The sub-plots to this match are almost more intriguing than the encounter itself, which is likely to be an absolute cracker between two continental heavyweights.

Can the understudies – Manqoba Mngqithi and Rulani Mokwena, turn the tables on Pitso? If they do, could it even lead to Pitso losing his job at the Cairo giants?
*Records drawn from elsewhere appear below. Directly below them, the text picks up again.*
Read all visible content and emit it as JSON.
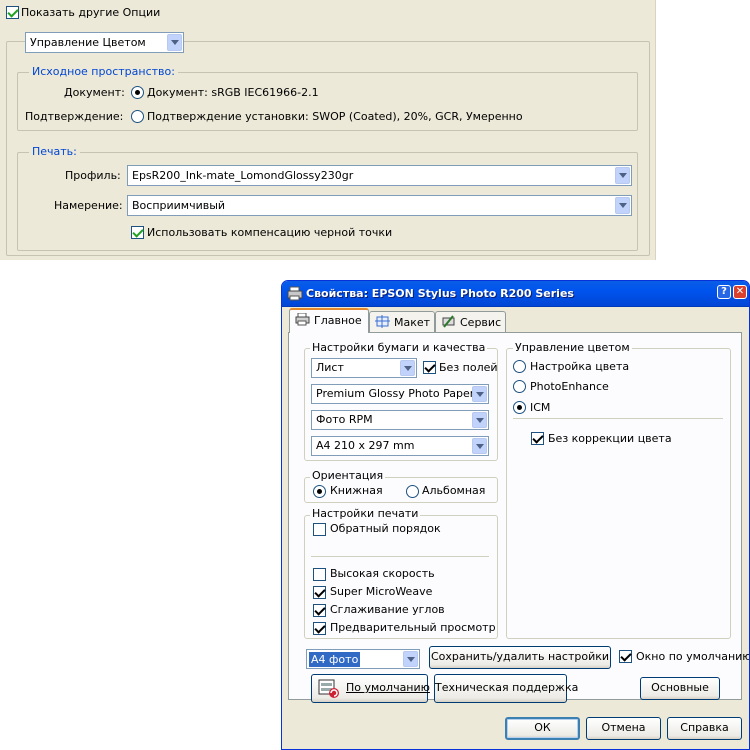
{
  "top_panel": {
    "show_options_label": "Показать другие Опции",
    "section_select_value": "Управление Цветом",
    "source_space": {
      "legend": "Исходное пространство:",
      "document_label": "Документ:",
      "document_option": "Документ:  sRGB IEC61966-2.1",
      "proof_label": "Подтверждение:",
      "proof_option": "Подтверждение установки:  SWOP (Coated), 20%, GCR, Умеренно"
    },
    "print": {
      "legend": "Печать:",
      "profile_label": "Профиль:",
      "profile_value": "EpsR200_Ink-mate_LomondGlossy230gr",
      "intent_label": "Намерение:",
      "intent_value": "Восприимчивый",
      "bpc_label": "Использовать компенсацию черной точки"
    }
  },
  "dialog": {
    "title": "Свойства: EPSON Stylus Photo R200 Series",
    "help_glyph": "?",
    "close_glyph": "✕",
    "tabs": [
      {
        "label": "Главное",
        "active": true
      },
      {
        "label": "Макет",
        "active": false
      },
      {
        "label": "Сервис",
        "active": false
      }
    ],
    "paper_quality": {
      "legend": "Настройки бумаги и качества",
      "source_value": "Лист",
      "borderless_label": "Без полей",
      "media_value": "Premium Glossy Photo Paper",
      "quality_value": "Фото RPM",
      "size_value": "A4 210 x 297 mm"
    },
    "orientation": {
      "legend": "Ориентация",
      "portrait_label": "Книжная",
      "landscape_label": "Альбомная"
    },
    "print_settings": {
      "legend": "Настройки печати",
      "reverse_label": "Обратный порядок",
      "high_speed_label": "Высокая скорость",
      "microweave_label": "Super MicroWeave",
      "smoothing_label": "Сглаживание углов",
      "preview_label": "Предварительный просмотр"
    },
    "color_management": {
      "legend": "Управление цветом",
      "color_controls_label": "Настройка цвета",
      "photoenhance_label": "PhotoEnhance",
      "icm_label": "ICM",
      "no_correction_label": "Без коррекции цвета"
    },
    "preset_value": "A4 фото",
    "save_settings_label": "Сохранить/удалить настройки",
    "default_window_label": "Окно по умолчанию",
    "defaults_label": "По умолчанию",
    "support_label": "Техническая поддержка",
    "basic_label": "Основные",
    "ok_label": "ОК",
    "cancel_label": "Отмена",
    "help_label": "Справка"
  },
  "colors": {
    "window_bg": "#ece9d8",
    "title_blue": "#0053ee",
    "legend_blue": "#0046d5",
    "check_green": "#21a121",
    "selection": "#316ac5"
  }
}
Rumours are already starting to brew in the Egyptian capital, with former players criticising the ex-Bafana and Masandawana mentor after a couple of poor results.

It might seem utterly ridiculous that a man who won the Champions League with Ahly last season could be in the firing line so soon.

But if ever the saying that you are only as good as your last triumph holds true, it is at a team like Al-Ahly, where your job is automatically in danger if you can’t win the Champions League.

With this in mind, if Mosimane’s side are knocked out by Sundowns, it could be curtains for Pitso.

Expect more speculation in Egypt leading up to Saturday’s game – Al Ahly’s Cairo rivals Zamalek are also currently top of the league in Egypt, with the pair drawing 1-1 on Monday evening, keeping a 4-point gap between the two, though Ahly do have two games in hand.

On a more positive note, this Champions League also represents an opportunity for Mosimane to fully own a tournament victory with Al-Ahly, as he was able to do with Sundowns in 2016.

One says this because Mosimane only took over Ahly at the semifinal stage last season, and it is a fair argument that some of the groundwork for Ahly’s success was done by Swiss coach Rene Weiler, who Mosimane replaced at the Red Devils.

If Mosimane can get his team past Sundowns – and Ahly have to be favourites to triumph – and go on to win the title, then his chances of remaining in Cairo are surely stronger than ever.

Ironically, Weiler’s last actions in the Champions League as an Ahly coach were to get them past Mosimane’s Sundowns in last year’s quarterfinal, the Red Devils winning 3-1 on aggregate in March 2020, not long before the Covid-19 pandemic put a stop to most of football for several months.

Now it is Mosimane’s job to get one over his former side, and perhaps, even if he says otherwise, “Jingles” would rather have a different opponent in the last eight, without all these parallel narratives.

On the other hand, if anyone should know how to stop Sundowns, it is Mosimane, as much as Mokwena, Mngqithi and Steve Komphela have stamped their own mark on the team since taking over.

It all points to an enthralling match, that whatever happens should be an endorsement for the standard of coaching in South Africa.